RTSH should be suspected in patients who have high serum TSH concentrations, normal or low serum free T4 and T3 concentrations, and a normally located thyroid gland.

For RTSH patients in whom the impaired response to TSH is fully compensated by the increased TSH and who are euthyroid, no TH treatment is needed

If the elevated serum TSH cannot fully compensate for the defect, the patient should be treated with thyroid hormone, similar to treatment of hypothyroid patients.

Review Questions

  1. 1.

    A 10-year-old boy presents for evaluation of goiter and growth delay. Previously he was diagnosed with ADHD. His thyroid function tests were checked, and free T4 was found elevated at 4.6 mcg/dL (0.9–1.7), and TSH was 5 mU/L (0.4–3.6). Thyroid antibodies and TSI were negative. Thyroid ultrasound showed an enlarged gland. What is the most likely diagnosis?

    1. A.

      TSH secreting pituitary adenoma

    2. B.

      Activating TSHR mutation

    3. C.

      RTH caused by mutations in the THRB gene

    4. D.

      RTH caused by mutations in the THRA gene

  2. 2.

    A baby boy born to non-consanguineous parents living in the USA presents with an elevated TSH of 30 mU/dL at neonatal screening. On day 7, T4 and T3 levels are in the normal range, thyroid gland is normal on ultrasound, and he does not have hypothyroid symptoms. What is the diagnosis?

    1. A.

      Iodine deficiency

    2. B.

      TSH secreting pituitary adenoma

    3. C.

      TSH receptor mutations

    4. D.

      Resistance to thyroid hormone

Answers

  1. 1.

    C

  2. 2.

    C

4 Conclusions

Hormone resistance leading to thyroid dysfunction can occur at multiple levels of the hypothalamic-pituitary-thyroid axis. Care of patients with RTH must be individualized, and the endocrine status of the patient must be determined. In children, special attention must be paid to growth, bone development, and mental development.

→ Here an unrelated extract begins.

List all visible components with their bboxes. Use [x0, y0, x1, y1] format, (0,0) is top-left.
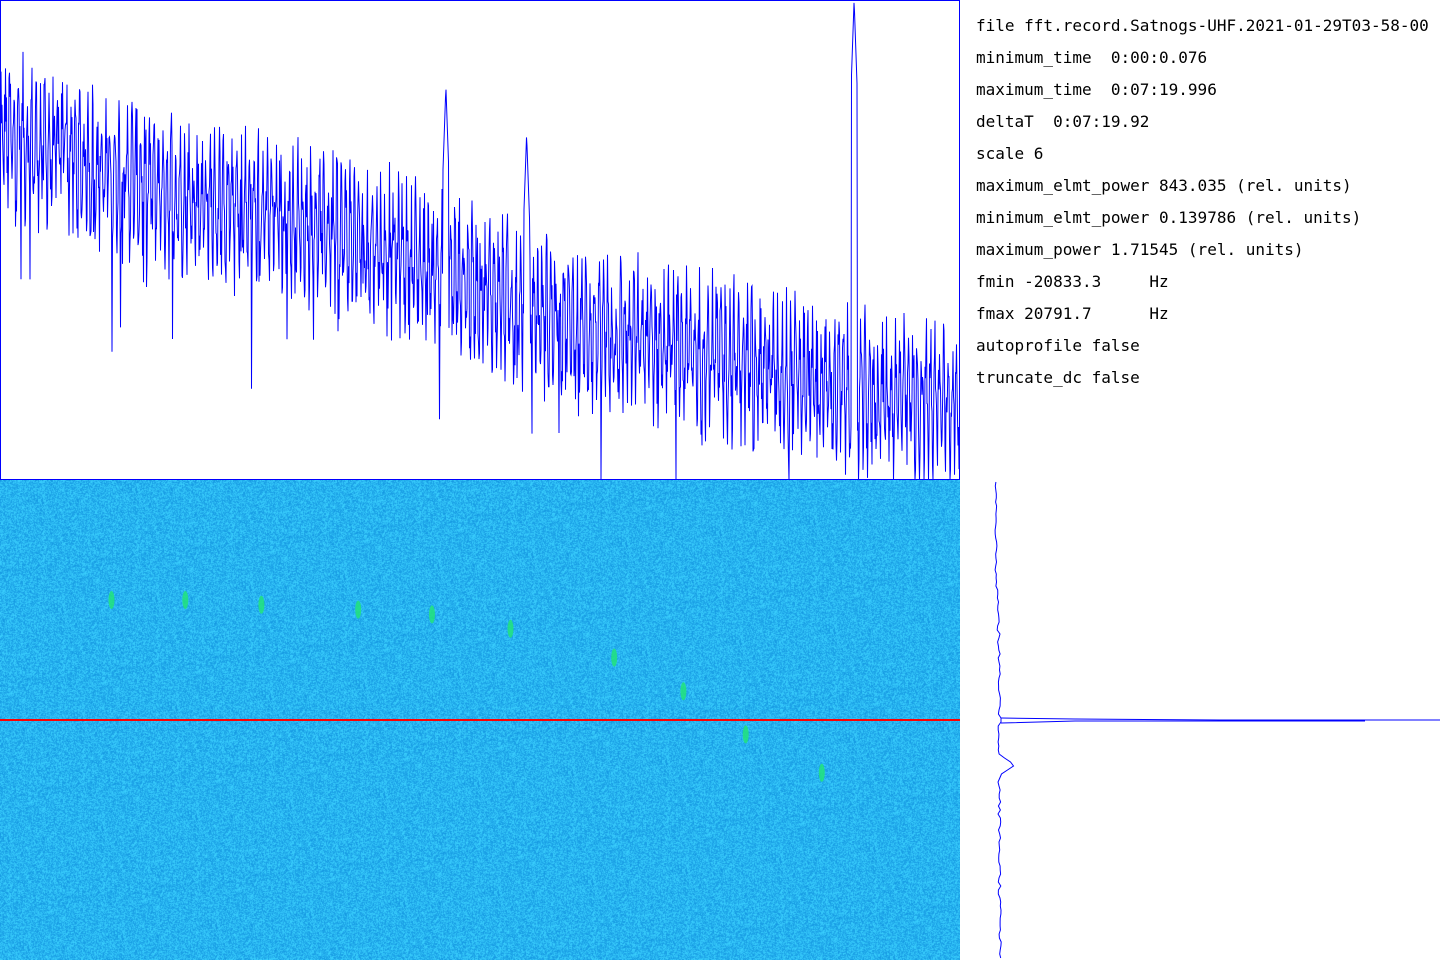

Further studies in children should be performed so that medical care can be optimized in these patients. RTH is usually caused by autosomal dominant mutations of the THRB gene. In contrast, resistance to TSH is usually caused by autosomal recessive mutations in the TSH receptor gene. However, patients with both disorders have been identified without identifiable mutations. These patients probably harbor mutations in other important endocrine genes. Further evaluation of these patients will be important not only to optimize their medical care but also to gain fundamental insights into the mechanisms of action of thyroid hormone, TSH, and other hormones.